The conventional method, based on cystoscopy with urinary cytology, has been postponed by patients, as it implies traveling to Hospitals, which express concerns of contagion with COVID19. However, surveillance of these tumours must be performed repeatedly, at intervals that can range from 3 months to 1 year, throughout the patient’s life. That is why patients like Mr. Caldeira have already chosen to take the test at home. As he explains: “Given my need to keep this type of cancer under surveillance, the possibility of postponing or going to the hospital did not make me feel safe”.

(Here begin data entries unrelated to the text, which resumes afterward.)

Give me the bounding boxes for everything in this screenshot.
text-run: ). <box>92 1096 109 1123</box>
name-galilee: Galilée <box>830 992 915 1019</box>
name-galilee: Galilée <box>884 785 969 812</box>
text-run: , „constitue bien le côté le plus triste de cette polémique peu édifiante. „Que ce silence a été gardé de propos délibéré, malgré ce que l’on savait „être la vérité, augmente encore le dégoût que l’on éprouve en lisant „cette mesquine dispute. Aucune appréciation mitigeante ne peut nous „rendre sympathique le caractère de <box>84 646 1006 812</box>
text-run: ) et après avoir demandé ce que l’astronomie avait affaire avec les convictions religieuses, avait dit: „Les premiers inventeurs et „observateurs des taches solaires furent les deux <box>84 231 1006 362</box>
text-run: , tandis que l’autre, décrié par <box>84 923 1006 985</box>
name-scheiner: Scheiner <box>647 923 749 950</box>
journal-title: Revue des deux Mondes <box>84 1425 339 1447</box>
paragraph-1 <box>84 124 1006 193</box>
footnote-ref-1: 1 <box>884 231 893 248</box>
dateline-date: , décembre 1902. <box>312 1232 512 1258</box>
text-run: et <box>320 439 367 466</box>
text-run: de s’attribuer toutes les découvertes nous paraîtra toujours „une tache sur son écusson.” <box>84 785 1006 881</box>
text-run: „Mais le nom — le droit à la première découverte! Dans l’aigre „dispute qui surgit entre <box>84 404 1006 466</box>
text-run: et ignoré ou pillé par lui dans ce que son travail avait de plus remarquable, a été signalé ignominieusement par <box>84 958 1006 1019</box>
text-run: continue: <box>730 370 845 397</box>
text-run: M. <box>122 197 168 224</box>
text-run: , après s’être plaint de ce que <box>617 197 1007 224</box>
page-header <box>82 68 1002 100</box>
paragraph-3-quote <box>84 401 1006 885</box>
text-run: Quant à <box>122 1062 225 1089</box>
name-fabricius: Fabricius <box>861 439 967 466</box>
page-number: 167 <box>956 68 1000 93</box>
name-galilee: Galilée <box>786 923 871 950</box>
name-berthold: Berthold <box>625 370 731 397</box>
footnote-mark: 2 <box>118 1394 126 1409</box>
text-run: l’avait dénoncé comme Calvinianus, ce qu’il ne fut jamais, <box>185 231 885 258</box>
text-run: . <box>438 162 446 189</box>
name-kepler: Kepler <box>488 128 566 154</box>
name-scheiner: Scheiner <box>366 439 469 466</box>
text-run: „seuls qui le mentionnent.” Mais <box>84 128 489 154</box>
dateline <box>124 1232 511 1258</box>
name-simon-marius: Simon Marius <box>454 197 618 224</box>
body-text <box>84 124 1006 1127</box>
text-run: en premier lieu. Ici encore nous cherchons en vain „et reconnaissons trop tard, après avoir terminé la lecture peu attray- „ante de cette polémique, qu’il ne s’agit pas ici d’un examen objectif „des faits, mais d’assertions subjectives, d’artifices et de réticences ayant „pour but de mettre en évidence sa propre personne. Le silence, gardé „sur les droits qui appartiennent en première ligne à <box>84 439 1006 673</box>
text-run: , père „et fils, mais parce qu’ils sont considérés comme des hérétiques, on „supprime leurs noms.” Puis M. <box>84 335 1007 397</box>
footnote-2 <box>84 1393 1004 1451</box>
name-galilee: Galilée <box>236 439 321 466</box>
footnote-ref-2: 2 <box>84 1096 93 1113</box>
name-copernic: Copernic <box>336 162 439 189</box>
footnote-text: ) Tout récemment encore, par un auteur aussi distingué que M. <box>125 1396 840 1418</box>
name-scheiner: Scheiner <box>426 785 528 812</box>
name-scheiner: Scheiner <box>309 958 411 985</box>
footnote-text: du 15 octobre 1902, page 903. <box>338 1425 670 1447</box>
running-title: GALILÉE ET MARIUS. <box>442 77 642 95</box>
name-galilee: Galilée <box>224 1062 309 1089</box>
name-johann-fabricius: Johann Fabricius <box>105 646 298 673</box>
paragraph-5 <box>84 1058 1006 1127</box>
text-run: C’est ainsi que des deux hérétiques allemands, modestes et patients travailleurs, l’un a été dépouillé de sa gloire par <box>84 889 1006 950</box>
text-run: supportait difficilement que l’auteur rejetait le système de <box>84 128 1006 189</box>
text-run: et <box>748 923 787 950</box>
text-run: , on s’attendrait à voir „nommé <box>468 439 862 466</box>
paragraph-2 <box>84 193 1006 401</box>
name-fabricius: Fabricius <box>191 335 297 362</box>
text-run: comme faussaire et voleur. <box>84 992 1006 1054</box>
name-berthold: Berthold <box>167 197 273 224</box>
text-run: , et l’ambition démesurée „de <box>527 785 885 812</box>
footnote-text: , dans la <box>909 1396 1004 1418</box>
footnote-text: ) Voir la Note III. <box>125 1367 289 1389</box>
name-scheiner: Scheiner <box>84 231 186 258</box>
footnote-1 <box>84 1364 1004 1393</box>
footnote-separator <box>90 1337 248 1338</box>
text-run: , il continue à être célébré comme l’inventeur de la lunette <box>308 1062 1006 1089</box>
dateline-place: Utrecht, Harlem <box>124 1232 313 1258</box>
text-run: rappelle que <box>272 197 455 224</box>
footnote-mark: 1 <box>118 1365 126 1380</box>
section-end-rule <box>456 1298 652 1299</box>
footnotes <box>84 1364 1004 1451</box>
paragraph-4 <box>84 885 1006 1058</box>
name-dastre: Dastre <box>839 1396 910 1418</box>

“The test itself is highly robust, with very high sensitivity and practically zero risk of false negatives, regardless of the stage”, as João Vinagre, a researcher involved in the clinical validation of the test, says.
As for Urologists, they are facing with high waiting lists and reduced teams due to the need to allocate resources to COVID19. For them, the possibility of using an auxiliary test with great sensitivity and diagnostic accuracy, especially in tumours of lower stages, avoiding hospital procedures and the risk of contamination of health personnel, represents a more than justified option in the context of the pandemic.
“For this reason, the home collection and filtration kit has the potential to be used as an alternative or at least as a complement to cystoscopy performed in a hospital setting, with the benefit of helping the urologist to reduce waiting lists and relieve patients of the trips they need to undergo, ”adds Ricardo Leão, Urologist.
“To carry out the test, you just need to request a Uromonitor test with self-collection and urine filtration kit, under medical prescription, and as part of the Urology follow-up carried out in clinics and hospitals, as explained by André Martins, responsible for logistics. After ordering, a urine collection and filtration kit that is compact enough to fit in the mailbox is sent to your home. After receiving the kit, just follow a simple set of instructions to send the laboratory, in a safe and freeway, a filter where the scaled biological material from the bladder is captured and preserved, as indicated by Fernando Vieira, responsible for operations.
This product represents an example of how, in this time of pandemic, scientific research can be mobilized to find innovative ways to respond to the problems raised by COVID19 to cancer patients, as explained by Paula Soares, the project’s scientific leader.